Russell Simmons sounds off after Don Lemon responded an open letter from Russell Simmons while on CNN defending his statements about black culture and black youth.
CNN anchor Don Lemon gave five directives to the black community for helping our community put an end to stereotypes and injustices. They were 1) pull your pants up, 2) stop using the n-word, 3) don’t litter, 4) finish school, 5) don’t have a baby until you are ready. Sounds pretty simple right?
Many of Lemons critics say that he ignores that the odds, on average, are stacked against African Americans, and these simple directives don’t compare to bigger issues at hand in racial inequality.
In response activist Russell Simmons penned an open letter to Lemon, explaining much more accurately why life is harder for black Americans than for white Americans. Here are some choice excerpts (you can read the whole thing here):
I respect your courage on many other issues, but I can’t accept that you would single out black teenagers as the cause of their own demise because they don’t speak the King’s English or wear belts around their waistbands.
When this country closes 50 schools in black communities and continues to build more prisons, I know that young people see through the institutionalized bullsh*t that is laid out in front of them every single day of their lives.

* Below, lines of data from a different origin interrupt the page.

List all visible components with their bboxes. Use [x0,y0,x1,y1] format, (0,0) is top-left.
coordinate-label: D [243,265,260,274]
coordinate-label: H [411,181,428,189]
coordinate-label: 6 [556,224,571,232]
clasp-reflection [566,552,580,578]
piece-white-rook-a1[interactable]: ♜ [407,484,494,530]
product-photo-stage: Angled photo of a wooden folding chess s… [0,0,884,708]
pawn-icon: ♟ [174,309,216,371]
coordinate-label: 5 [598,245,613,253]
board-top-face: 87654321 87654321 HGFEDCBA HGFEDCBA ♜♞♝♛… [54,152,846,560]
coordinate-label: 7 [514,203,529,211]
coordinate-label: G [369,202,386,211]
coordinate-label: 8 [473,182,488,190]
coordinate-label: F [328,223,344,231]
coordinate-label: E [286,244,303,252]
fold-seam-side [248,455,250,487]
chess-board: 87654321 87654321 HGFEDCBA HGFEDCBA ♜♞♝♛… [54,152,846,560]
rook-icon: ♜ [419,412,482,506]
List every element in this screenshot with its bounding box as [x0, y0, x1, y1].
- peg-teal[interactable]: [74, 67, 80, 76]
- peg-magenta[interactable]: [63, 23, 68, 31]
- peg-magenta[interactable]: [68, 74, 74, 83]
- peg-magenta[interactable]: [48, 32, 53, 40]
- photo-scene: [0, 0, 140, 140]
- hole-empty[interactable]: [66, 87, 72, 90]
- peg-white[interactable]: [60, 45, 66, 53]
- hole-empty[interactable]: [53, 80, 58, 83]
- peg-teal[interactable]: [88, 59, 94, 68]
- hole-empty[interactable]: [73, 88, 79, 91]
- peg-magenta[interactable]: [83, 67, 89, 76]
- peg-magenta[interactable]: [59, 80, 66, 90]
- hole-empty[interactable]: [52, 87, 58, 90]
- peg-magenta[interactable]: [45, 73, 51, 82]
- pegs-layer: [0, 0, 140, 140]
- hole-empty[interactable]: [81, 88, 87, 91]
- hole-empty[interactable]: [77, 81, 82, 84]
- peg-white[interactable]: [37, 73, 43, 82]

If you want to tell the rest of America this weekend when you go back on CNN how we fix black America, tell them to re-start the “War on Poverty.” Tell them to end the failed “War on Drugs” that has cost this nation over one trillion dollars and unjustly incarcerated a generation of black men. Tell them to support the President’s plan for universal Pre-K, so no child enters elementary school having to play catch up with the other children who are fortunate enough to go to pre-school. Tell them make college affordable and obtainable for young students who come from low-income families. Tell them that the right to a healthy life should be universal and not just for the fortunate few. And lastly, tell them that young black men and women don’t just need “role models” or “mentors,” they need “sponsors” who are willing to offer them a job.